The generalized Fuglede's conjecture holds for a class of Cantor-Moran measures

TL;DR

This paper proves that the generalized Fuglede's conjecture holds for a class of Cantor-Moran measures, establishing a link between spectral properties and tiling conditions for these fractal measures.

Contribution

It demonstrates that for certain Cantor-Moran measures, the existence of an exponential orthonormal basis is equivalent to a specific convolution condition involving Lebesgue measure.

Findings

Spectrality characterized by convolution with a probability measure

Equivalence between exponential bases and integral tiling of digit sets

Validation of the generalized Fuglede's conjecture for these measures

Abstract

Suppose ${\bf b}=\{b_n\}_{n=1}^{\infty}$ is a sequence of integers bigger than 1 and ${\bf D}=\{{\mathcal D}_{n}\}_{n=1}^{\infty}$ is a sequence of consecutive digit sets.
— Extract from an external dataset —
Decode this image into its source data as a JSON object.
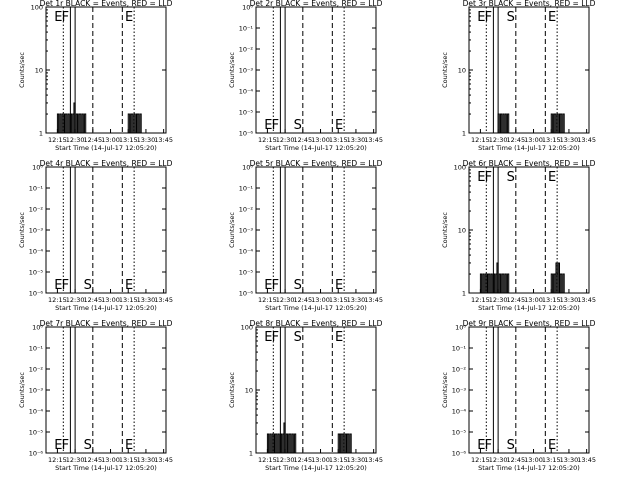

Let $\mu_{{\bf b},{\bf D}}$ be the Cantor-Moran measure defined by \begin{eqnarray*} \mu_{{\bf b},{\bf D}}&=& \delta_{\frac{1}{b_1}{\mathcal D}_{1}}\ast\delta_{\frac{1}{b_1b_2}{\mathcal D}_{2}}\ast \delta_{\frac{1}{b_1b_2b_3}{\mathcal D}_{3}}\ast\cdots. \end{eqnarray*} We prove that $L^2(\mu_{{\bf b},{\bf D}})$ possesses an exponential orthonormal basis if and only if $\mu_{{\bf b},{\bf D}}\ast\nu={\mathcal L}_{[0,N_1/b_1]}$ for some Borel probability measure $\nu$. This theorem shows that the generalized Fuglede's conjecture is true for such Cantor-Moran measure. An immediate consequence of this result is the equivalence between the existence of an exponential orthonormal basis and the integral tiling of ${\bf D}_n={\mathcal D}_{n}+b_n{\mathcal D}_{n-1}+b_2\cdots b_n{\mathcal D}_{1}$ for $n\geq1$.